Businesses you can start with little or no cash
Jeffrey's opportunity list starts out by suggesting a venture which is near and dear to my heart (and wallet). That suggestion is blogging. Yes my friends, there is money to be made in blogging. In fact, I'm padding my own bottom line right now. Blogs are easy to start and if you're a natural writer, blogging is easy to do. Jeffrey gives you a couple directions you can go for getting started as an independent, or you could take your shot at blogging right here with us! There are two basic kinds of blogging you may wish to consider. You can blog as a strict independent or you can blog as a freelance / contract writer. I prefer the contract gigs for myself, because they offer a good measure of security and you often have seasoned writers zipping around who can help you out of an occasional tough spot. (Thanks team!)
The second idea the article suggests is the classic dog walker scenario. The business doesn't take much in the way of start up capital but I guarantee that to make good money at it you'll need nerves of steel. Walking a few dogs a day for a few dollars an hour probably won't qualify as "substantial" income. However, if you can pull off getting 15 to 20 dogs to the hydrant each day, you'll probably make more than enough money to pay your rent and grocery bill.
An adjunct to the dog walking idea exists in serving the people who have dogs but don't need you to walk them because they have an adequate backyard. Believe it or not, there are thriving businesses which sustain themselves by cleaning up after the dogs. As proof of this, I myself have seen full size billboards offering those services just south of Green Bay, Wisconsin. They must be doing pretty well for themselves because they have two prime billboards rented on a major arterial highway and those billboards don't come cheap.
Cleaning is a very large category where people can make a lot of money working for themselves. You can clean cars, houses, windows, yards, basements, cabins or garages. The larger the population where you live, the more options you'll have. Be careful when starting cleaning businesses because in some regions there are licensing requirements for specific types of work. You may also want to consider some basic liability insurance just in case you damage someone's Picasso painting or Remington statue.
Tutoring is suggested as a nice side business if you have special skills or knowledge which other people might be willing to pay you for. You'll need the ability to sell yourself first and this field takes a great deal of confidence. You might also consider getting into the world of public speaking if you tend to be a leader or motivator. Depending on reputation and experience, public speakers can make anywhere from $600 to $60,000 or more per engagement. You could also undertake the writing of pamphlets and books if you might be considered an expert in any particular field of endeavor.

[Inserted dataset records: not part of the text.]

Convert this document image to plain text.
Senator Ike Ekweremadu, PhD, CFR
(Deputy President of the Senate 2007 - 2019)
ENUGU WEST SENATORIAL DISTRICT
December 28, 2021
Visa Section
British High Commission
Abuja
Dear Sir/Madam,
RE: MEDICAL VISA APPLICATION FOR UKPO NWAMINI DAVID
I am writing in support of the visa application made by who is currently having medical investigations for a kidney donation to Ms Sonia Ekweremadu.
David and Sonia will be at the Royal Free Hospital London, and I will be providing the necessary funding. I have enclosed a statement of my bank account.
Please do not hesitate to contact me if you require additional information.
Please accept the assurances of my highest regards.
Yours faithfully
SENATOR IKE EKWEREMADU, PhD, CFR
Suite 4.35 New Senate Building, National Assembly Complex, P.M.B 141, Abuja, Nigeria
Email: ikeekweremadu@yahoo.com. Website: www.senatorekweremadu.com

A major opportunity on this list is the great wide world of online stores and auctions. It takes a bit of retail savvy to make big money selling online but it's being done successfully every day. eBay heads the list of names when we think about online selling, but names like Etsy, HiBidder, Plunderhere, and Tazbar are among a healthy growing field of smaller alternative selling sites. It's imperative that you learn the ways to protect yourself and your personal information online before jumping headlong into online marketing. Far too many people have opened up their online business ventures only to find that they also opened themselves up to a lot of financial misery in the process. The best part of starting up an online retail business is that you can usually begin with items that you already have on hand. That way you can test your abilities and desires before ever investing more than a few dollars.
Starting a business for yourself doesn't have to be overly stressful or expensive. In fact, the only limiting factor is your own imagination. Don't be forced into believing that your idea is too unconventional. Think about all the things that you'd be willing to pay someone else to do for you if you had the money and a willing person was available to do them. Taking out your garbage, cleaning your aquarium, or picking up your groceries might serve as good examples, just to name a few.
If it's in your personality to serve other people, and you have the drive to stick to it, take a shot at starting your own service oriented business. Heck, the way I heard it, that's the attitude that two very wealthy geeks employed when they started out building Google!